Further, the Bankruptcy Act itself penalizes certain conduct, by provisions for the denial of a bankruptcy discharge generally, and by provisions for the non-dischargeability of debts. Sections 14, and 17, of the Bankruptcy Act, 11 U.S.C. § 32. and 35. These provisions would seem to me to deter bad faith breaches of collective bargaining agreements if the haven of the Bankruptcy Act was thought to shield a labor organization from the results of that bad faith. And, even of more importance: if the availability of bankruptcy to a labor organization were shown to create strife and unrest and discord, Congress can easily and quickly exclude, by specific provision in the Act, the availability of bankruptcy to a labor organization, as it has already done to various entities by Section 4 of the Act, supra.
Finally, the carriers urge that the local union cannot be viewed as a separate entity from the International. The weakness of the motor carriers' position is pointed out by the fact that they sued only the local union and have not previously sought to bind the International under the judgment by reason of respondeat superior or on some alter ego theory. We find little merit to the argument that the International and the local are not sufficiently distinct entities under the Bankruptcy Act; we hold the local has an adequately autonomous legal existence to allow it to file separately under § 4(a). The voluntary petition and the consequent adjudication do not prejudice the motor carriers' rights to seek relief against the international union on the basis of the theories noted above.
The motor carriers imply that the local cannot be a bankrupt since, by reason of its relationship with the International, it is not insolvent.
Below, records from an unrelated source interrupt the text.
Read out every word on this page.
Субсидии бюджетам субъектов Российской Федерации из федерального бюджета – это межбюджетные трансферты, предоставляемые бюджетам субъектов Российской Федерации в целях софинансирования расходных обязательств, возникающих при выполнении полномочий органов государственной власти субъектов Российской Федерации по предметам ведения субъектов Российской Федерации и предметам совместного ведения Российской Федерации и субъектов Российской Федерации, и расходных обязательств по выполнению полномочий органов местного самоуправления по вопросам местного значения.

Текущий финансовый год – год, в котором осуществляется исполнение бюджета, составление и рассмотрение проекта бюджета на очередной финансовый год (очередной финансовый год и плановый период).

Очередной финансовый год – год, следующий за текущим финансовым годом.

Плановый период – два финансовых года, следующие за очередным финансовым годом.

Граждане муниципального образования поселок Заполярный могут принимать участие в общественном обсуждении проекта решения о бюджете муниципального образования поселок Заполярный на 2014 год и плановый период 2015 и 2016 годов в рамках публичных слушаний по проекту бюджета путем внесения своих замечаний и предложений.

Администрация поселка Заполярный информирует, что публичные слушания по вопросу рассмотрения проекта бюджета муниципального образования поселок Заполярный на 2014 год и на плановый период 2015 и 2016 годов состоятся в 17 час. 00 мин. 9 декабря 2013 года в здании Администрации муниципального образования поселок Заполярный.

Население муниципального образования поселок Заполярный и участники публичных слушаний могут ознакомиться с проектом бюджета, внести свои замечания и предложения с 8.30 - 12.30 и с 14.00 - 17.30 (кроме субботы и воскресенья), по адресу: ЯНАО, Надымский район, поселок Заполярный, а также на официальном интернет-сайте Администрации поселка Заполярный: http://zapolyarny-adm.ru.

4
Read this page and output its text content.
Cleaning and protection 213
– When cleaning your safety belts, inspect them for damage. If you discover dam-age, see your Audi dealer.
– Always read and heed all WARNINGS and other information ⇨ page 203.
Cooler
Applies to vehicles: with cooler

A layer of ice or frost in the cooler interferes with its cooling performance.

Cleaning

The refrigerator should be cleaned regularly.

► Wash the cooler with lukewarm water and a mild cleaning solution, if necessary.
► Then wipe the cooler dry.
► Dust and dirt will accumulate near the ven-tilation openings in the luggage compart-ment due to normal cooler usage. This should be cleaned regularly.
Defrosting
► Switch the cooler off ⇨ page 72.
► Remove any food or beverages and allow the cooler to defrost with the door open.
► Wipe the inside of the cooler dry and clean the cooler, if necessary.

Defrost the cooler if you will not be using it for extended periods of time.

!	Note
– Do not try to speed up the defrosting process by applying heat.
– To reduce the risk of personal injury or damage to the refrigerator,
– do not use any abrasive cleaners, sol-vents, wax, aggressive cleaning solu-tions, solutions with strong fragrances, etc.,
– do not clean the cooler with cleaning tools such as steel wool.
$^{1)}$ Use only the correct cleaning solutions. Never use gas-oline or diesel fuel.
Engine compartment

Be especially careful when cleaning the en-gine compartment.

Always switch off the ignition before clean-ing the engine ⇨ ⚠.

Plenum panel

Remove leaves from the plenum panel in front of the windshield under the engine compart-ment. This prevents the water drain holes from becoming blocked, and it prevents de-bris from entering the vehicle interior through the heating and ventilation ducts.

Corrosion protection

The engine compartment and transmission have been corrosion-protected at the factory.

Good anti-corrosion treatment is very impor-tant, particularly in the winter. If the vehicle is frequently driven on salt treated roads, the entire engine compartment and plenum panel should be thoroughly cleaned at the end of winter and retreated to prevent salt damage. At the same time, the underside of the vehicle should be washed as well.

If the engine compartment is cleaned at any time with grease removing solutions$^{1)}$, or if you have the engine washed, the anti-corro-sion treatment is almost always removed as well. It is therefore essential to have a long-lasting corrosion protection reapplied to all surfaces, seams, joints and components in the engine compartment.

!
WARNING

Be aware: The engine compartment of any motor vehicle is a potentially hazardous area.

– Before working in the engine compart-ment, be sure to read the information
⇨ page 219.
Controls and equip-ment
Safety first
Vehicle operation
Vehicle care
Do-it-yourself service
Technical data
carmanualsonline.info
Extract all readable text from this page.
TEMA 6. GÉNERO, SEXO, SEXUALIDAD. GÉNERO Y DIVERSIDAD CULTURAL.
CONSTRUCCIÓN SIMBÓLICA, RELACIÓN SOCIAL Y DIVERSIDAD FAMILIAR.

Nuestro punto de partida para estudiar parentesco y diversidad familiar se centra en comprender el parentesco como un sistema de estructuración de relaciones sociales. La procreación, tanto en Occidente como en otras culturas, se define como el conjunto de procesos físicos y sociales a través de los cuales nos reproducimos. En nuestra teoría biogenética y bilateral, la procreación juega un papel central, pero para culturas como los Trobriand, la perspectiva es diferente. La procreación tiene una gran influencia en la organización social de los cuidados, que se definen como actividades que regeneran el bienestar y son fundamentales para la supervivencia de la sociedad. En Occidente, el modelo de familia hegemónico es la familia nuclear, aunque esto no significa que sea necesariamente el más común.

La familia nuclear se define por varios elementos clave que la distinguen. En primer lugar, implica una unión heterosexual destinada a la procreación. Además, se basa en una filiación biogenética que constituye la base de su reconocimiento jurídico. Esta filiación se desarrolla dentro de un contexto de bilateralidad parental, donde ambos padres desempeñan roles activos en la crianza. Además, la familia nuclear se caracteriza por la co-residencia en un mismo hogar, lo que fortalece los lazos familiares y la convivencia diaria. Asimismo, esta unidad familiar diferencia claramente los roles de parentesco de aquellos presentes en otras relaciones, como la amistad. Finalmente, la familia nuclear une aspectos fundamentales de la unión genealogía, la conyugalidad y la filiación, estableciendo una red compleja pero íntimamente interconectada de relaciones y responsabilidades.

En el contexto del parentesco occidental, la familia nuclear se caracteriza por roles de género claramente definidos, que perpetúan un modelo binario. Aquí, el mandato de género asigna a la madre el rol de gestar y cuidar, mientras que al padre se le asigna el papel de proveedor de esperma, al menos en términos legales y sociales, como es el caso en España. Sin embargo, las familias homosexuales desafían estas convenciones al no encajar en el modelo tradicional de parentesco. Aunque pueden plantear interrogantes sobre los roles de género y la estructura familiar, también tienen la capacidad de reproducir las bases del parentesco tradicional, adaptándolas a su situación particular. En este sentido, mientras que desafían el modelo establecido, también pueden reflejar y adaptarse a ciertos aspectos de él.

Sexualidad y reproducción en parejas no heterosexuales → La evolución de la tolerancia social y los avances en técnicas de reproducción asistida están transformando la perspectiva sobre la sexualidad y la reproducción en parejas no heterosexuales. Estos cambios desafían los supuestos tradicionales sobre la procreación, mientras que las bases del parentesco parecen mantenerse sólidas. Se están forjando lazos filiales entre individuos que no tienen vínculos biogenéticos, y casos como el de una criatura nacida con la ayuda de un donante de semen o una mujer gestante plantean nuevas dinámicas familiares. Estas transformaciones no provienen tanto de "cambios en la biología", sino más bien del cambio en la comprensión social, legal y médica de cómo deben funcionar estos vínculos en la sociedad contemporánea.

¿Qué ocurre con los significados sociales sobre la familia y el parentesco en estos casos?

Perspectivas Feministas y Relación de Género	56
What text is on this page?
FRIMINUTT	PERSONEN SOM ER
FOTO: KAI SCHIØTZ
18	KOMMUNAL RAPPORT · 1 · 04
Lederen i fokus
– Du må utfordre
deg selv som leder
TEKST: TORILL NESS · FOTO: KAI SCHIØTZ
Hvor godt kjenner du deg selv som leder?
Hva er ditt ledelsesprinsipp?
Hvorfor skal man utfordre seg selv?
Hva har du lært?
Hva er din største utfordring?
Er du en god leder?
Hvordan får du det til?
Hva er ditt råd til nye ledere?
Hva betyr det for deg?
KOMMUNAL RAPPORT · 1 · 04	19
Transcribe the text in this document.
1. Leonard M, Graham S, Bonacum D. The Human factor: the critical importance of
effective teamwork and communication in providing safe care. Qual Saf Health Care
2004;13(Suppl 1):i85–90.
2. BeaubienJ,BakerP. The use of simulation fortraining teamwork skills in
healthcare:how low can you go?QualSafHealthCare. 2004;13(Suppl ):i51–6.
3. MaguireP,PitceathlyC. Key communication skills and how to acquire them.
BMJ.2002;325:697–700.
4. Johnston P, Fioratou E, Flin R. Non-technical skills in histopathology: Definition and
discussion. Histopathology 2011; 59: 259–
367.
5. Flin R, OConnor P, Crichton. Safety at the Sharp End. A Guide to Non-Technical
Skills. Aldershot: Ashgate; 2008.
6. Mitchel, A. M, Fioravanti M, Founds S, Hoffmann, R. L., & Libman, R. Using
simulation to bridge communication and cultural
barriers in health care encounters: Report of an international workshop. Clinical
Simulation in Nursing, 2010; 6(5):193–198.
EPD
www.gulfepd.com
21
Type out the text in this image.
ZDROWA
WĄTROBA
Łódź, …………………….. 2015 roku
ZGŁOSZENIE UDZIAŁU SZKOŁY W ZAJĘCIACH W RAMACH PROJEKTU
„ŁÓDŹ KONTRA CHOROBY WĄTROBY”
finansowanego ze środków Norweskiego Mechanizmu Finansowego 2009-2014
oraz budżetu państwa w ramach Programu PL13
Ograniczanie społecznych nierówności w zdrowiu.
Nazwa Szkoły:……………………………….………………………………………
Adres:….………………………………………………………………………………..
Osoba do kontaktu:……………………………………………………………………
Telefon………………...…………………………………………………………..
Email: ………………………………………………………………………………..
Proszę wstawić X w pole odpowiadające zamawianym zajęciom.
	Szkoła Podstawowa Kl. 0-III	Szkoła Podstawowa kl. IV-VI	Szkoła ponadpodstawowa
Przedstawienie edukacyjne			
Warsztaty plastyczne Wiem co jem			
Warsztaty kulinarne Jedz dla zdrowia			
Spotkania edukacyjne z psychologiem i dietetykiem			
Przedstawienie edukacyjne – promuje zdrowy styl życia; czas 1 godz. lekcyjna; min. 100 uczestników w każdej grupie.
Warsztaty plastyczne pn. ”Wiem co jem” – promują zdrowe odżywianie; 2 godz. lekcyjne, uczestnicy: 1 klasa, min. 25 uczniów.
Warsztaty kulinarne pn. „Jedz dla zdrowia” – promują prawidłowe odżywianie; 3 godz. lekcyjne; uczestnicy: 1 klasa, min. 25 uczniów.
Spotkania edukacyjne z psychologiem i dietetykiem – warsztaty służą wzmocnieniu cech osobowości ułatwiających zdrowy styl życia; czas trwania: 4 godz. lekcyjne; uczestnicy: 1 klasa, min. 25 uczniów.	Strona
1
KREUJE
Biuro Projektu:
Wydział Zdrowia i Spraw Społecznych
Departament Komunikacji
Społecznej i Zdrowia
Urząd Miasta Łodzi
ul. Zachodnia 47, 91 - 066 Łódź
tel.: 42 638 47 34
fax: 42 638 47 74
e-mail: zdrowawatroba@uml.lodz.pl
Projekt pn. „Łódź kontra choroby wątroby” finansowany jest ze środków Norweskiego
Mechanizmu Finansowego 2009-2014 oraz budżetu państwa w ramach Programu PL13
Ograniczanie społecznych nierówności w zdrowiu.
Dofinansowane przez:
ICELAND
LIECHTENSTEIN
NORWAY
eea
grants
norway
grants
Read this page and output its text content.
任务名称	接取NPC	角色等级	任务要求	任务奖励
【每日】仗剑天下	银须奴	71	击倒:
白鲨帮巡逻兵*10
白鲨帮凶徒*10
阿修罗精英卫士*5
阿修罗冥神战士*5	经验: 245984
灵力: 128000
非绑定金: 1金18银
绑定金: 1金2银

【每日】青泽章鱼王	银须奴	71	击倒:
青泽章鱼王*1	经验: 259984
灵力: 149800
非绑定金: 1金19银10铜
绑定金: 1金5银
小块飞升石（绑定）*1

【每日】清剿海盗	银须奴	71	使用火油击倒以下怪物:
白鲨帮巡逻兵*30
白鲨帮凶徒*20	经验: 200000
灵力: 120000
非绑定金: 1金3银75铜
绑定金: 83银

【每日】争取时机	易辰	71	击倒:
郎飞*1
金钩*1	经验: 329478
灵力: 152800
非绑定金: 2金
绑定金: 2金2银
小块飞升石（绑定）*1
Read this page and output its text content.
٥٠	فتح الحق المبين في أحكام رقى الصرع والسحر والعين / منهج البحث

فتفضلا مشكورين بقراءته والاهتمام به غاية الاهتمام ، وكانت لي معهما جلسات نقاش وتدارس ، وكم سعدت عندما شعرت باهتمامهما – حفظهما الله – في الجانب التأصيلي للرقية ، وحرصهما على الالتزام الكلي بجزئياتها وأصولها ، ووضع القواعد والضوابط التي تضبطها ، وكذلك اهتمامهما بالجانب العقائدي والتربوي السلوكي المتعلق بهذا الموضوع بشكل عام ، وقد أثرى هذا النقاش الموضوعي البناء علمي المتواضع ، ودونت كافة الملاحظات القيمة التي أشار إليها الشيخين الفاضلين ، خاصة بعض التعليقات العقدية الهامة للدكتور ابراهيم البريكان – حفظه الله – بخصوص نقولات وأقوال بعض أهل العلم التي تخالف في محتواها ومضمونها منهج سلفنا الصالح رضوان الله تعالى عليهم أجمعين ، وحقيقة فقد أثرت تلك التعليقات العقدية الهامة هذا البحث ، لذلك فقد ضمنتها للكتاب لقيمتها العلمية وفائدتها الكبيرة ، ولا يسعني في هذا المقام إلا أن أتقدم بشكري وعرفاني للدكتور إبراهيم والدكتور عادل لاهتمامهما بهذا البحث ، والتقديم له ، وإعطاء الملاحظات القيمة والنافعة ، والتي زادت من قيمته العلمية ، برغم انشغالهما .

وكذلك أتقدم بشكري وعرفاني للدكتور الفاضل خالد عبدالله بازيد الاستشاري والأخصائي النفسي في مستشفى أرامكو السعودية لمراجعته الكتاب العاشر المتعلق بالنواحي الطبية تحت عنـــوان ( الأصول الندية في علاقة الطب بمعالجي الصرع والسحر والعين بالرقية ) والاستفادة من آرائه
This contention is erroneous. A petitioner filing a voluntary petition need not be insolvent to allow its creditors to divide its assets. In re Fox West Coast Theaters, 88 F.2d 212, 217-18 (9th Cir.), cert. denied, 301 U.S. 710, 57 S.Ct. 944, 81 L.Ed. 1363 (1937); In re Foster Paint Varnish Co., 210 F. 652, 653 (E.D.Pa. 1914); 1 Collier, supra ¶ 4.03, at 579.
Since, as we have found, the Union is a person within the meaning of the Act, the bankruptcy judge properly rejected the motor carriers' motion to set aside the adjudication of bankruptcy. Accordingly, the district court's order setting aside the adjudication is vacated and the bankruptcy petition is ordered reinstated.